HBase, Phoenix - Local index optimizations with region pruning

By Lars Hofhansl
(Updated for clarity)

Why Local Indexes?

Local indexes are a powerful tool in the HBase/Phoenix toolbox. They are (1) naturally and cheaply transactional, they (2) avoid creating extra index tables, (3) provide the best write performance, and (4) they can small since they work uncovered in all cases (i.e. you do not have to include extra columns so that a query can be answered from only the index).

Problems with Local Indexes?

Local indexes work by maintaining an index per HBase region, each region has its own local index.

At read-time, for a query along the index that means that each region of a table needs to be consulted. And even though the RPCs can be done in parallel and regions with no matching keys will be ruled out quickly, for large tables for 1000's or 10000's of regions this can cause many unnecessary RPC.

Say we have the following simple table:

CREATE TABLE T (pk1 INTEGER NOT NULL,
                pk2 INTEGER NOT NULL,
                v1 FLOAT,
                v2 FLOAT
       CONSTRAINT pk PRIMARY KEY (pk1, pk2));

With the the following index:

CREATE LOCAL INDEX L T(v2);

A query for the form:

SELECT ... FROM T WHERE v2 = ...

Would now need to check each and every region of the table to see if there are any rows matching the v2 = ... condition.

Region Pruning

This is where region pruning comes into the picture.

Can we rule out some of the regions by using other parts of the query? It turns out we can!

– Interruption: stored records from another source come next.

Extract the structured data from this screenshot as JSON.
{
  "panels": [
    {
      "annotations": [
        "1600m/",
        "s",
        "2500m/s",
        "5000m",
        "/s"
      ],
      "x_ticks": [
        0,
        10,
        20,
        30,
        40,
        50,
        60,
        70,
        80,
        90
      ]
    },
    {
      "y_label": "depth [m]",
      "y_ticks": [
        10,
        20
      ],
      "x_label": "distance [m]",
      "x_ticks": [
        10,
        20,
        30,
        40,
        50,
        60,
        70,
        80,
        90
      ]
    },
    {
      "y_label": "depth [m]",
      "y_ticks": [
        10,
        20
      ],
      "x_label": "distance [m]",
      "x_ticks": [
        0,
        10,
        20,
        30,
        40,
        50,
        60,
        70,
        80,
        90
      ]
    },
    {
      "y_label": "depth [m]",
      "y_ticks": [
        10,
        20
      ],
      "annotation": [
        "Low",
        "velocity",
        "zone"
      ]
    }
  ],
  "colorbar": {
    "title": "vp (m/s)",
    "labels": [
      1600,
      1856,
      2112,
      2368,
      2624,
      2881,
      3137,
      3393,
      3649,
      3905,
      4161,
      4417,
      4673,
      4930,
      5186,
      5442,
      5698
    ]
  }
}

There are currently two methods to do that.

One is implemented in PHOENIX-3941, and requires to declare the index in a specific way (assuming the same simple table):

CREATE LOCAL INDEX L T(pk1, v2);

Notice that we included the prefix of the pk (namely pk1) we'll use for extra pruning in the index definition. Now a query of the form 

> SELECT ... FROM T WHERE v2 = ...

will not be able to use the index!

But if we provide a value (or range) for pk1 the query compiler can now remove regions where this key is known not to be found, as in

> SELECT ... FROM T WHERE v2 = ... AND pk1 = ...

Phoenix does this by re-arranging the key structure of the local index.

Normally the key would look like this:
(INDEX_ID, v2, pk1, pk2)

The pk1 is included so that we can find the row once we found a match. With the rearrange index it now looks like this:
(INDEX_ID, pk1, v2, pk2)

Thus Phoenix can now use its algorithms for key range intersection along the (pk1, v2) key space to effectively limit how much scanning it needs to perform with the local index... Albeit at the expense that the index can only be used when querying along all declared index parts.

Can we do better?

Again, it turns out we can. See PHOENIX-5096 (will be in 4.16.0).

(This was a long standing problem, but it turns out adding more pruning was ridiculously simple once the code was understood. All I had to do was filter the regions through the non-index query plan, and voilá.)

Now we can declare the index naturally (same table definition):

CREATE LOCAL INDEX L T(v2);

And a query like:

SELECT ... FROM T WHERE v2 = ...

would correctly use the local index - but ping every region of the table.

But
SELECT ... FROM T WHERE v2 = ... AND pk1 = ...

can still use the pk1 part of the query to rule out any region where we know for sure a key with this prefix cannot be found.
 
So now the we can use and define the index as expected, and get the region pruning.

PHOENIX-5096 and PHOENIX-3941 complement each other. If you know that you will always include a certain prefix of the row key you should define your indexes with the rearranged key structure.

Conclusion

  • Local indexes are an effective and perhaps overlooked tool in Phoenix.
  • At read time performance is impacted by the fact that all region need to be consulted.
  • Phoenix can automatically prune those regions by looking at other parts of the query.
  • If we know that we will always include certain parts of the PK we should include those in the local index definition (as prefix).
  • If we want to use a local index sometimes with, sometimes without knowing anything about part of the key, we can now rely on Phoenix to prune unnecessary regions. And this expands the areas where local indexes are useful.